The Court explained:  Sovereign immunity applies to a tribe’s “subordinate economic organizations” because they are considered “arms of the tribe.”  To determine whether an entity is a tribe’s subordinate economic organization, a court should consider six non-exclusive factors:

1.  The entity’s creation and business form.  For example, if the entity was created by a tribe’s government, it is more likely an arm of the tribe.  But if the entity is a corporation, it is less likely an arm of the tribe.

2.  The entity’s purpose.  For example, if the entity assists the tribe with governmental functions, it is more likely an arm of the tribe.  But if the entity merely generates revenue for the tribe, it is less likely an arm of the tribe.

3.  The business relationship between the tribe and the entity.  For example, if the entity’s operation is directed by the tribe, it is more likely an arm of the tribe.  But if the entity’s operation is directed by a separate board, it is less likely an arm of the tribe.
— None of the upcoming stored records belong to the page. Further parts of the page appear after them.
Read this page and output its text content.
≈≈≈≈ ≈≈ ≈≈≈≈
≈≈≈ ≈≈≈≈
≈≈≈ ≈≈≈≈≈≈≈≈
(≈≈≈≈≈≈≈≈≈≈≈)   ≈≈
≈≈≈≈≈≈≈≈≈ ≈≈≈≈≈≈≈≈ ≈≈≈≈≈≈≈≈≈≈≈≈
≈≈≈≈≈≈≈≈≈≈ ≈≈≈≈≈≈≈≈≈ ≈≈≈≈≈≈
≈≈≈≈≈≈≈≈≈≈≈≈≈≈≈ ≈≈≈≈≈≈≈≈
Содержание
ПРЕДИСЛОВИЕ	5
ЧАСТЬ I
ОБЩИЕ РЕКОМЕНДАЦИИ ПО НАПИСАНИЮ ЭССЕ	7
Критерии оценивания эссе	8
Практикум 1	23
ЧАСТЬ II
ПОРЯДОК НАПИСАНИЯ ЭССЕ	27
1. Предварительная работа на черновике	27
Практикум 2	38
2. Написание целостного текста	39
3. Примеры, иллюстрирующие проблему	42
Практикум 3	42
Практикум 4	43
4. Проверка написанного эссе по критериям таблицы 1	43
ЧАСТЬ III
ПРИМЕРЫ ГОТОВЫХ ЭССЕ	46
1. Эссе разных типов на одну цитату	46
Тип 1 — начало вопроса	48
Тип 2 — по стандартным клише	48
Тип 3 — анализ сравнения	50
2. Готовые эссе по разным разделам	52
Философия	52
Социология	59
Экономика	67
4.  The tribe’s intent to share immunity with the entity.  For example, if the tribe declares that the entity has sovereign immunity, the entity is more likely an arm of the tribe.  But if the tribe expects the entity to have liability insurance protecting the tribe and the entity from the entity’s negligence, the entity is less likely an arm of the tribe.

5.  The financial relationship between the entity and the tribe.  For example, if a judgment against the entity would affect the tribe’s assets, the entity is more likely an arm of the tribe.  But if such a judgment would not affect the tribe’s assets, the entity is less likely an arm of the tribe.

6.  Whether immunizing the entity furthers federal policies underlying sovereign immunity.  For this factor, the Court simply observed:  Although policies underlying sovereign immunity are embedded in the other five factors, a court should still separately consider whether recognizing immunity for the entity would further those policies.

The entity has the burden of proving that it is a tribe’s subordinate economic organization for sovereign immunity purposes.  Here, the corporation did not provide enough evidence to carry this burden, so the trial court did not err by denying the corporation’s motion to dismiss.

Concurring, Justice Bolick urged the United States Supreme Court to fundamentally “reconsider” its tribal sovereign immunity jurisprudence, which, he explained, focuses on “what the federal government has authorized and what tribes are doing” but omits “state interests.”

Vice Chief Justice Timmer authored the opinion, in which Chief Justice Brutinel and Justices Bolick, Gould, Lopez, Beene, and Montgomery joined.  Justice Bolick filed a concurring opinion.